I loved how convoluted the plot was, and all the different reveals. It's like, I had just gotten a handle on the situation when suddenly BAM! New twist. PSYCH! Everything you thought is wrong. I'm usually pretty good at seeing reveals coming, but most of the time reading Splintered I was like like "!!!!! No really !!!!" One twist about her mother was, I think, a little convenient, but I still went with it. It still played.
|Totally the experience of reading this book.|
I loved Alyssa as a heroine. She struggles with light and dark, madness and sanity, imagination and reality. She's an artist and a skater girl and also bugs and flowers talk to her. A. Mazing. She doesn't know who she's supposed to be, or whether she'll go crazy like every other female in her family, or if she already has. But she's clever, and totally comes into her own.

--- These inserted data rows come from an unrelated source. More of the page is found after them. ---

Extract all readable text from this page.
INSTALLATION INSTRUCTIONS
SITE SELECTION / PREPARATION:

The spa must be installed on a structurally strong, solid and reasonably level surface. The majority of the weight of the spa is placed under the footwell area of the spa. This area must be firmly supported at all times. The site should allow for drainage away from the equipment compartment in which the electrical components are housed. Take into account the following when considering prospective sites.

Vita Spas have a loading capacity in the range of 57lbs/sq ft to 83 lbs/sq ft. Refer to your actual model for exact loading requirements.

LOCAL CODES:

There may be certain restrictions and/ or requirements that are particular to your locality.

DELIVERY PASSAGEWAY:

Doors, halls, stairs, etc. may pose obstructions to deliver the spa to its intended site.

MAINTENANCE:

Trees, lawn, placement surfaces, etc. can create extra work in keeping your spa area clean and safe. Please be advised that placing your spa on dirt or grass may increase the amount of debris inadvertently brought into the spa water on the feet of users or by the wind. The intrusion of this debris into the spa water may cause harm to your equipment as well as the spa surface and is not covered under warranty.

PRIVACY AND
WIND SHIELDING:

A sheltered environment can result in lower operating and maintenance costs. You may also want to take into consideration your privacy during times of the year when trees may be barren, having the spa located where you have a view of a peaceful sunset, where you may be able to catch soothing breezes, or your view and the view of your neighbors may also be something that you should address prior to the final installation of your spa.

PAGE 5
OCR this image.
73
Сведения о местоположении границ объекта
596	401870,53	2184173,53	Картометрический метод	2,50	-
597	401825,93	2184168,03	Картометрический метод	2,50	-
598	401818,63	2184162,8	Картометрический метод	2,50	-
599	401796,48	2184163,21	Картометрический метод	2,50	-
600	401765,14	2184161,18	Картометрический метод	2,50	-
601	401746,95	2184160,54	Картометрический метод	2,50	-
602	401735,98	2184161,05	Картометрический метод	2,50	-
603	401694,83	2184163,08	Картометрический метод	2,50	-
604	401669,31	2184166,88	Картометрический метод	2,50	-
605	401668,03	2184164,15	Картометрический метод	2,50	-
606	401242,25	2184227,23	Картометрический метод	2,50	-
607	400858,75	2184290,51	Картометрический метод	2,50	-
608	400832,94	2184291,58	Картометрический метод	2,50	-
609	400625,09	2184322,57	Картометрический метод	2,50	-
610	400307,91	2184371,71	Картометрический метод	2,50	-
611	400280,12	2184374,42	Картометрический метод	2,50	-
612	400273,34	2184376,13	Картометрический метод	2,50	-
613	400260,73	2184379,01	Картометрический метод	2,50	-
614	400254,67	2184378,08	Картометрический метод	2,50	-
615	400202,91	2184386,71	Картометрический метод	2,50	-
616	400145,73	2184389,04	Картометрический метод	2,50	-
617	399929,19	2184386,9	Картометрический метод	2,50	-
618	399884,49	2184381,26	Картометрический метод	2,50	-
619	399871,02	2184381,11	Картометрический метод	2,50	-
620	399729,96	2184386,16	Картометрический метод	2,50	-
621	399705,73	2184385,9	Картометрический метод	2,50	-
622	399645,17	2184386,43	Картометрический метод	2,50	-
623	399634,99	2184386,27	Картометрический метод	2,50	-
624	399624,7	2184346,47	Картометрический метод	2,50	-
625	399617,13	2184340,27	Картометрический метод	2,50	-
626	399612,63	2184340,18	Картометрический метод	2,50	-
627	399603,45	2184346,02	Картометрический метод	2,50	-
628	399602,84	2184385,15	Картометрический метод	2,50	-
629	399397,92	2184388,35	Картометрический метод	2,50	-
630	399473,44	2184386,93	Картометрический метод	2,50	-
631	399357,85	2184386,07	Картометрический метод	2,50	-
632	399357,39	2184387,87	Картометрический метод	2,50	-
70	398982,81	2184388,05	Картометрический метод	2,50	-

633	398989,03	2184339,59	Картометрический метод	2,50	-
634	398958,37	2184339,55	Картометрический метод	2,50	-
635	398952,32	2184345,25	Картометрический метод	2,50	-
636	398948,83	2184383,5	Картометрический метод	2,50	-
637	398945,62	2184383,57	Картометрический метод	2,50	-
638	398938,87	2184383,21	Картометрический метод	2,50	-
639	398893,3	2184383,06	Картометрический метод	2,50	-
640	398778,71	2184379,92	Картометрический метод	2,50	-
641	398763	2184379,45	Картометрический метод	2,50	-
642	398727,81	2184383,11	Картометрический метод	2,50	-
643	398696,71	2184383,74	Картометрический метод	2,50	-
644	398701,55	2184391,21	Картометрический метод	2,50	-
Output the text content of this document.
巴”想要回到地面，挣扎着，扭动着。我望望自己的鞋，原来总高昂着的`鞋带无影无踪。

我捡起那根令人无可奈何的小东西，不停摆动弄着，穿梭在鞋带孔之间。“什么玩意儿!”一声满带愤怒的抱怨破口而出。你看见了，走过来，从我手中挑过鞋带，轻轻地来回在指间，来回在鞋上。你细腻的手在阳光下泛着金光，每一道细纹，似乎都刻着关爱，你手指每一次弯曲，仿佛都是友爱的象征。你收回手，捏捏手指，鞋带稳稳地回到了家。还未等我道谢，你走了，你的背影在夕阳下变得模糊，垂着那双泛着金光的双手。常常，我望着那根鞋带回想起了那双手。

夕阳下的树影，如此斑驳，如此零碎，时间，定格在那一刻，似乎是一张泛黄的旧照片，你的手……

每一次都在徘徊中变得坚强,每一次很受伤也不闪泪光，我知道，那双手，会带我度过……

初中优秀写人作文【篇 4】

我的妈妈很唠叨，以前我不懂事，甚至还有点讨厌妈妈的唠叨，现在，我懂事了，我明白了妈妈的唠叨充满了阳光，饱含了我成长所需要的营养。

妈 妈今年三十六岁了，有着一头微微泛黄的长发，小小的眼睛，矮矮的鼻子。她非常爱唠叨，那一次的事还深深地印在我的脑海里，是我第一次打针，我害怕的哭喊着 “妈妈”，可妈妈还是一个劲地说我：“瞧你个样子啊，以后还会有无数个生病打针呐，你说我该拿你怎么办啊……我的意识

But the characters who really, truly captured my heart, were, of course, Jeb and Morpheus. *faints dead away*
|Oooh. Hot boys, you say? Yes please.|
|Me when the book was over and I had to say goodbye to my fictional boyfriends|
Lastly, the writing. It manages to be both real-- as in Alyssa feels like a real, modern teenager-- and gorgeous. It's lyrical, and visual, and I could see Wonderland so clearly even when it was so confusing. Those images, guys. I mean... I just... wanted to sketch it all, like Alyssa. The whole thing is like a piece of art. I don't even know how Howard can possibly be so creative and invent those kind of pictures in her head. I'm so glad I read this book, because now I get to have them in my head too.
Edit to add: While this is and reads as a standalone novel, I can see that there is potential for future books with Alyssa and the denizens of Wonderland, to which I say PLEASE PLEASE PLEASE yes I approve yes.